The Local Ordinary of Abuja also expressed concern about the persistent violence between the Tiv and Jukun tribes saying, “Instead of using the small time we have to do things like fishing, farming and enjoying ourselves we are fighting and fighting and it takes us nowhere.”

Making reference to the recurring violence,  he posed, “For how many decades have we been fighting now? Nobody can say he/she has gained anything. Rather we have suffered tremendous losses.” 

“This world is not our home, the time we have is very short. We are just passing through. Why not use this time well. Embrace your brother, embrace your sister. If we fight and we fight and we destroy each other we are only destroying ourselves,” he emphasized.
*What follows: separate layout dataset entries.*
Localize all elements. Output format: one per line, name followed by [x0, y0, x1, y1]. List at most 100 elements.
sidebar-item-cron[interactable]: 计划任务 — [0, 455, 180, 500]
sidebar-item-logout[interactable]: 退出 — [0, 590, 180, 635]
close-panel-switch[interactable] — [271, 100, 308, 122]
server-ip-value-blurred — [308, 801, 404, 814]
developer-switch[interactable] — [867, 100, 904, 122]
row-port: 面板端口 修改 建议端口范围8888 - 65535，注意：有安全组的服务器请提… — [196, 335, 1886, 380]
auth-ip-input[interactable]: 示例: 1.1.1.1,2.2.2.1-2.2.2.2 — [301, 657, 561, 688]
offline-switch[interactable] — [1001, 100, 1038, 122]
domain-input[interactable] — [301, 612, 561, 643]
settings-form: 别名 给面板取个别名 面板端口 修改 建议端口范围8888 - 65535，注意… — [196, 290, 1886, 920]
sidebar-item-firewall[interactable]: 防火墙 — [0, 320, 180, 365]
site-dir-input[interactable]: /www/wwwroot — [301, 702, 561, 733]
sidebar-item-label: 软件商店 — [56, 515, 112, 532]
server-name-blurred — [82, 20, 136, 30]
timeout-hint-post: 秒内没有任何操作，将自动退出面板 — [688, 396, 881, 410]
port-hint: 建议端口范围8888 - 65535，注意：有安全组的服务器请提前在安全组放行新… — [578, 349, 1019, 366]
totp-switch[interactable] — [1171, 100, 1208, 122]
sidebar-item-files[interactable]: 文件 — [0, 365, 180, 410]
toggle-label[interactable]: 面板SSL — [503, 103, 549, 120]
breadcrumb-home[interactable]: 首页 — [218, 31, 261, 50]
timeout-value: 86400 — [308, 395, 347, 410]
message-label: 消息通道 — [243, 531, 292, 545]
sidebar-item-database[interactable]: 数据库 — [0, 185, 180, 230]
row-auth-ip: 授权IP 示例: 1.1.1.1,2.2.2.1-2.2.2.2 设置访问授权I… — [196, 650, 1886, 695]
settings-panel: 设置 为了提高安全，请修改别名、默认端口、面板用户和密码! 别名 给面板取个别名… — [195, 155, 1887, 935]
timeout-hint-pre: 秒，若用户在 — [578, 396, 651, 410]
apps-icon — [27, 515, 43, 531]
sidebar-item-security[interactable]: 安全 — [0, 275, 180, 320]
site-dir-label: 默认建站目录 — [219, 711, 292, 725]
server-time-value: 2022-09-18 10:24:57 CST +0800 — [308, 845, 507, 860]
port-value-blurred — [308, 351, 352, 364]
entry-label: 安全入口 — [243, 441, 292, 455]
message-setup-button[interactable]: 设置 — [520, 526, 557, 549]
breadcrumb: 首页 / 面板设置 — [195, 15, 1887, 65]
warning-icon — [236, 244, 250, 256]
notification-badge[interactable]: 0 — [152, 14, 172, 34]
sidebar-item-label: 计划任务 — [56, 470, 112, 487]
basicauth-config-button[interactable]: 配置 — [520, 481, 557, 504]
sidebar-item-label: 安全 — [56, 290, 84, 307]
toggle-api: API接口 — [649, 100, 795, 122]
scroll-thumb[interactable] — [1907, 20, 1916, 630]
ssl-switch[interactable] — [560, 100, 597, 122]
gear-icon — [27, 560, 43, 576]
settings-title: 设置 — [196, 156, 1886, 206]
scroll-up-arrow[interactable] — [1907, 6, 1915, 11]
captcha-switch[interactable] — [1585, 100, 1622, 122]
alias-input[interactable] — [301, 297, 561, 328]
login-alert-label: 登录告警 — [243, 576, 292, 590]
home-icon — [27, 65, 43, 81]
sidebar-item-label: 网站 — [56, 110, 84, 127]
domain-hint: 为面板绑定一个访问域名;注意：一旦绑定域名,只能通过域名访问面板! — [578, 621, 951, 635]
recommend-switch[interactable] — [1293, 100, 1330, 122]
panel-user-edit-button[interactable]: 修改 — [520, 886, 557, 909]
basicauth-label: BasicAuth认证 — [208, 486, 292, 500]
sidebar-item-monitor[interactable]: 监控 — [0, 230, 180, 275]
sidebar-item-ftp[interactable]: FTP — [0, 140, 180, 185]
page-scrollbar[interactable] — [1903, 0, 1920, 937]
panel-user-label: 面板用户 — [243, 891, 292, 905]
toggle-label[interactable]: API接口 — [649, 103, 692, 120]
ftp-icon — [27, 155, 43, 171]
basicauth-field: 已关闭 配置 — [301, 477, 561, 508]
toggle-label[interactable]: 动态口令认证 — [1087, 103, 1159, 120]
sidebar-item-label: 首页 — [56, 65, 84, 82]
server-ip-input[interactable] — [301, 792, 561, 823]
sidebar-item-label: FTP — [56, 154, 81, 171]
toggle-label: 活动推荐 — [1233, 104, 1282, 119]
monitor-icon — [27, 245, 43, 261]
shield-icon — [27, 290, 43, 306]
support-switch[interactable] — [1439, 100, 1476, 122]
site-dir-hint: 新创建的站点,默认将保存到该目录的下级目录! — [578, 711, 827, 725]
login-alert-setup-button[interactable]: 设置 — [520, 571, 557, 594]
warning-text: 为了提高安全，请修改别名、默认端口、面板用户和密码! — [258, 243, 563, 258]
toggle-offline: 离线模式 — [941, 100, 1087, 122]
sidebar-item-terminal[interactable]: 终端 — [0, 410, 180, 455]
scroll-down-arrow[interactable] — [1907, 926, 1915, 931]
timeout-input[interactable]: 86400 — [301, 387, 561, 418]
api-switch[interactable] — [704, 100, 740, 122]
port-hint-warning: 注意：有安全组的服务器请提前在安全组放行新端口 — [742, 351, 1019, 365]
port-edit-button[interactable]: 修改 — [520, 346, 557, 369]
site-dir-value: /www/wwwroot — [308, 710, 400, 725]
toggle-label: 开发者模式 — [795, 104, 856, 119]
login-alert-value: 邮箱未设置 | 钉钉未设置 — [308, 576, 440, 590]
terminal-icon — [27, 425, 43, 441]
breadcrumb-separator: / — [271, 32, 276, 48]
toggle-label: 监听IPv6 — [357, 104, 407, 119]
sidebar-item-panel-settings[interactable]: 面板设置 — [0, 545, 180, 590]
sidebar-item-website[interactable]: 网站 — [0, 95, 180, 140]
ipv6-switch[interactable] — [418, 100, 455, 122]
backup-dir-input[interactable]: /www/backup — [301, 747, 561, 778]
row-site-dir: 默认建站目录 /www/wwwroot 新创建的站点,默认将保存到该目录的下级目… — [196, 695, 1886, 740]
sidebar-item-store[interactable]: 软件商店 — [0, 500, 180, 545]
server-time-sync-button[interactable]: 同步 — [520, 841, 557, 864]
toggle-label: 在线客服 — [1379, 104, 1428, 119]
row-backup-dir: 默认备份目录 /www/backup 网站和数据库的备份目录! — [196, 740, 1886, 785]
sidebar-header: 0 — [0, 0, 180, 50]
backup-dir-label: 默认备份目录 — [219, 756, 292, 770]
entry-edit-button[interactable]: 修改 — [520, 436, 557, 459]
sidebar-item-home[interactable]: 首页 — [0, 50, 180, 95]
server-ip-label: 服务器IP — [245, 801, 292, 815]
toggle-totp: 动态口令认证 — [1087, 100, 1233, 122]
Making reference to the readings of All Saints Day marked on Sunday, November 1, Archbishop Kaigama sought God’s intervention to help His people understand that “we are brothers and sisters and that in heaven there is no tribe, there is no religion, it is only for those who have done well.”

“Blessed are the peacemakers, they shall be called sons and daughters of God. Blessed are the pure in heart for they shall see God. So, let us be peacemakers, let us be pure in heart so that we can see God,” Archbishop Kaigama said, making particular reference to the Gospel reading.